While the focus is typically on the loss of wealth and skills whenever talk of the brain drain comes up, highly skilled South Africans that remain in the country often try to see the silver lining in their talents being in higher demand as a result.
However, Pauw has warned that the reality for these skilled South Africans can be a bit more challenging in the long run.
“What makes it challenging for corporates is that when there is a certain type of specialist skill that is lost to the country, that skill becomes so sought after that companies pay well above the benchmark to obtain the skills,” said Pauw.
“Job hopping becomes more prevalent as these employees often go where they are paid the most. They become unaffordable in the long run.
“It is important that organisations future-proof their business and fast-track growth and development of critical skills so that there is sufficient bench strength that will be able to lead their organisations forward despite the brain drain.

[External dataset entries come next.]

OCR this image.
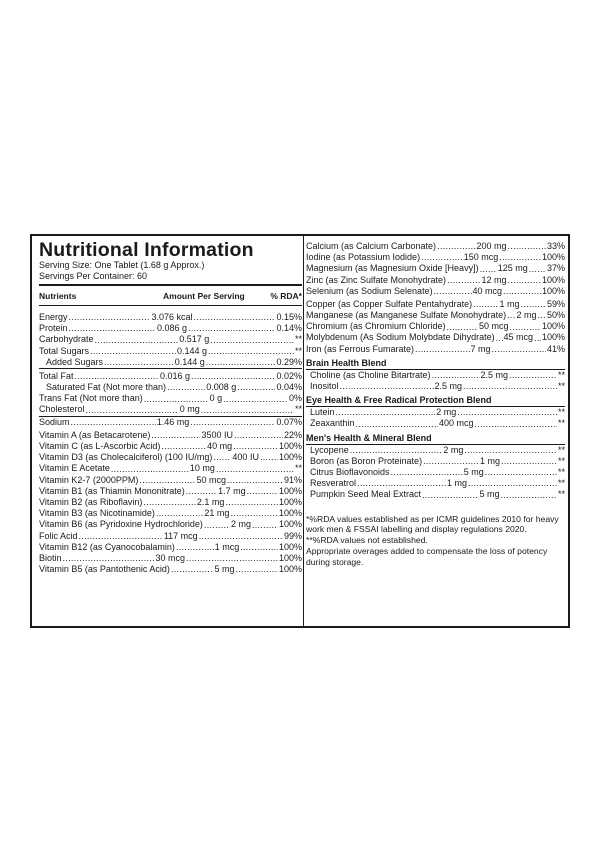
Nutritional Information
Serving Size: One Tablet (1.68 g Approx.)
Servings Per Container: 60
Nutrients	Amount Per Serving	% RDA*
Energy .....	3.076 kcal .....	0.15%
Protein .....	0.086 g .....	0.14%
Carbohydrate .....	0.517 g .....	**
Total Sugars .....	0.144 g .....	**
Added Sugars .....	0.144 g .....	0.29%
Total Fat .....	0.016 g .....	0.02%
Saturated Fat (Not more than) .....	0.008 g .....	0.04%
Trans Fat (Not more than) .....	0 g .....	0%
Cholesterol .....	0 mg .....	**
Sodium .....	1.46 mg .....	0.07%
Vitamin A (as Betacarotene) .....	3500 IU .....	22%
Vitamin C (as L-Ascorbic Acid) .....	40 mg .....	100%
Vitamin D3 (as Cholecalciferol) (100 IU/mg) ..... 400 IU ..... 100%
Vitamin E Acetate .....	10 mg .....	**
Vitamin K2-7 (2000PPM) .....	50 mcg .....	91%
Vitamin B1 (as Thiamin Mononitrate) .....	1.7 mg .....	100%
Vitamin B2 (as Riboflavin) .....	2.1 mg .....	100%
Vitamin B3 (as Nicotinamide) .....	21 mg .....	100%
Vitamin B6 (as Pyridoxine Hydrochloride) .....	2 mg .....	100%
Folic Acid .....	117 mcg .....	99%
Vitamin B12 (as Cyanocobalamin) .....	1 mcg .....	100%
Biotin .....	30 mcg .....	100%
Vitamin B5 (as Pantothenic Acid) .....	5 mg .....	100%
Calcium (as Calcium Carbonate) .....	200 mg .....	33%
Iodine (as Potassium Iodide) .....	150 mcg .....	100%
Magnesium (as Magnesium Oxide [Heavy]) ..... 125 mg ..... 37%
Zinc (as Zinc Sulfate Monohydrate) .....	12 mg .....	100%
Selenium (as Sodium Selenate) .....	40 mcg .....	100%
Copper (as Copper Sulfate Pentahydrate) .....	1 mg .....	59%
Manganese (as Manganese Sulfate Monohydrate) ..... 2 mg ..... 50%
Chromium (as Chromium Chloride) .....	50 mcg .....	100%
Molybdenum (As Sodium Molybdate Dihydrate) ..... 45 mcg ..... 100%
Iron (as Ferrous Fumarate) .....	7 mg .....	41%
Brain Health Blend
Choline (as Choline Bitartrate) .....	2.5 mg .....	**
Inositol .....	2.5 mg .....	**
Eye Health & Free Radical Protection Blend
Lutein .....	2 mg .....	**
Zeaxanthin .....	400 mcg .....	**
Men's Health & Mineral Blend
Lycopene .....	2 mg .....	**
Boron (as Boron Proteinate) .....	1 mg .....	**
Citrus Bioflavonoids .....	5 mg .....	**
Resveratrol .....	1 mg .....	**
Pumpkin Seed Meal Extract .....	5 mg .....	**
*%RDA values established as per ICMR guidelines 2010 for heavy work men & FSSAI labelling and display regulations 2020.
**%RDA values not established.
Appropriate overages added to compensate the loss of potency during storage.
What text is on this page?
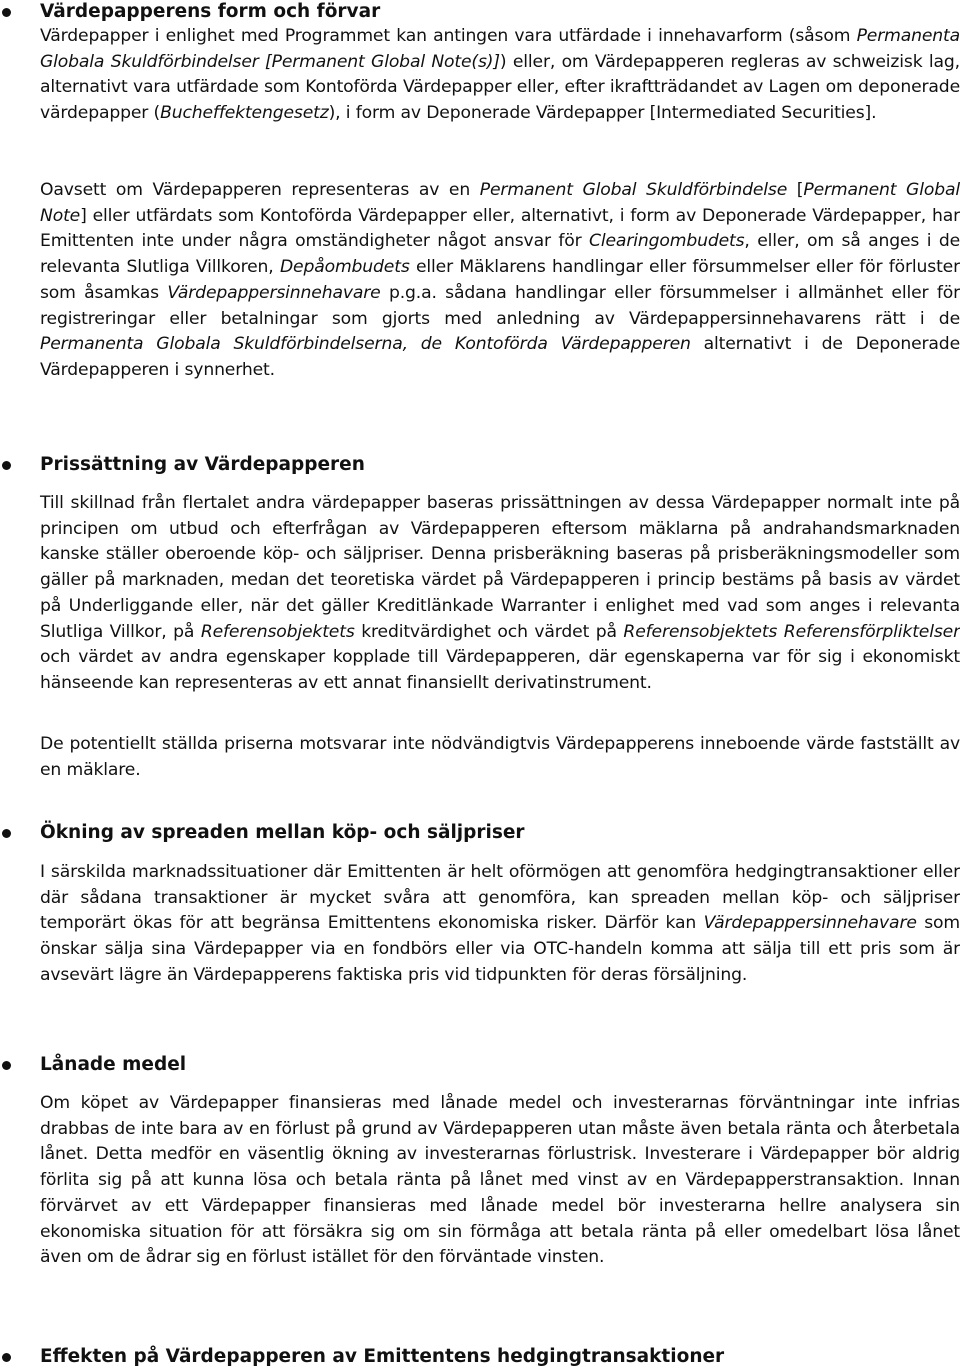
Värdepapperens form och förvar

Värdepapper i enlighet med Programmet kan antingen vara utfärdade i innehavarform (såsom Permanenta Globala Skuldförbindelser [Permanent Global Note(s)]) eller, om Värdepapperen regleras av schweizisk lag, alternativt vara utfärdade som Kontoförda Värdepapper eller, efter ikraftträdandet av Lagen om deponerade värdepapper (Bucheffektengesetz), i form av Deponerade Värdepapper [Intermediated Securities].

Oavsett om Värdepapperen representeras av en Permanent Global Skuldförbindelse [Permanent Global Note] eller utfärdats som Kontoförda Värdepapper eller, alternativt, i form av Deponerade Värdepapper, har Emittenten inte under några omständigheter något ansvar för Clearingombudets, eller, om så anges i de relevanta Slutliga Villkoren, Depåombudets eller Mäklarens handlingar eller försummelser eller för förluster som åsamkas Värdepappersinnehavare p.g.a. sådana handlingar eller försummelser i allmänhet eller för registreringar eller betalningar som gjorts med anledning av Värdepappersinnehavarens rätt i de Permanenta Globala Skuldförbindelserna, de Kontoförda Värdepapperen alternativt i de Deponerade Värdepapperen i synnerhet.

Prissättning av Värdepapperen

Till skillnad från flertalet andra värdepapper baseras prissättningen av dessa Värdepapper normalt inte på principen om utbud och efterfrågan av Värdepapperen eftersom mäklarna på andrahandsmarknaden kanske ställer oberoende köp- och säljpriser. Denna prisberäkning baseras på prisberäkningsmodeller som gäller på marknaden, medan det teoretiska värdet på Värdepapperen i princip bestäms på basis av värdet på Underliggande eller, när det gäller Kreditlänkade Warranter i enlighet med vad som anges i relevanta Slutliga Villkor, på Referensobjektets kreditvärdighet och värdet på Referensobjektets Referensförpliktelser och värdet av andra egenskaper kopplade till Värdepapperen, där egenskaperna var för sig i ekonomiskt hänseende kan representeras av ett annat finansiellt derivatinstrument.

De potentiellt ställda priserna motsvarar inte nödvändigtvis Värdepapperens inneboende värde fastställt av en mäklare.

Ökning av spreaden mellan köp- och säljpriser

I särskilda marknadssituationer där Emittenten är helt oförmögen att genomföra hedgingtransaktioner eller där sådana transaktioner är mycket svåra att genomföra, kan spreaden mellan köp- och säljpriser temporärt ökas för att begränsa Emittentens ekonomiska risker. Därför kan Värdepappersinnehavare som önskar sälja sina Värdepapper via en fondbörs eller via OTC-handeln komma att sälja till ett pris som är avsevärt lägre än Värdepapperens faktiska pris vid tidpunkten för deras försäljning.

Lånade medel

Om köpet av Värdepapper finansieras med lånade medel och investerarnas förväntningar inte infrias drabbas de inte bara av en förlust på grund av Värdepapperen utan måste även betala ränta och återbetala lånet. Detta medför en väsentlig ökning av investerarnas förlustrisk. Investerare i Värdepapper bör aldrig förlita sig på att kunna lösa och betala ränta på lånet med vinst av en Värdepapperstransaktion. Innan förvärvet av ett Värdepapper finansieras med lånade medel bör investerarna hellre analysera sin ekonomiska situation för att försäkra sig om sin förmåga att betala ränta på eller omedelbart lösa lånet även om de ådrar sig en förlust istället för den förväntade vinsten.

Effekten på Värdepapperen av Emittentens hedgingtransaktioner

“We also need to ensure that our employee value propositions are attractive enough to retain employees, despite the challenges experienced in the country.”
Pauw added that the loss of skills in South Africa can be two-fold, with many scenarios where an employee’s partner or spouse found employment abroad, taking them with them.
In many of these cases the partners are also highly qualified and skilled, meaning the country loses two skilled individuals, not just the one.
Loss of wealth
Another issue that affects those who stay behind is that emigrating South Africans are also taking their wealth with them.
“We have seen an overall increase in the demand for offshore investments at Momentum Wealth and Momentum Wealth International,” said Martin Riekert, executive head of Momentum Retail Investments.
“This might be for various reasons: either that investors want to diversify their investments to hedge certain country-specific risks like political risks in South Africa, or to maintain their international spending power.
“The latter is typically considered if investors are contemplating to emigrate,” he said.
According to Pauw, when highly skilled and paid workers leave the country, it severely impacts the country’s income and ability to develop the country.
“The reality is that the higher your salary, the higher your tax bracket which means more money contributing to developing the South African infrastructure.”
Pauw said it is rarely lower-earning employees that leave – and that the loss of skilled, high-earning workers has made a visible impact.
The impact is then felt in tax collection, which negatively impacts South Africa’s tax base, given that the country is reliant on a narrow base to support the stretched fiscus.
Further evidence of these issues will be seen in the 2020 Budget Speech at the end of February, where it is widely expected that government will impose further taxes on South Africans – particularly the wealthy – to plug a widening budget deficit.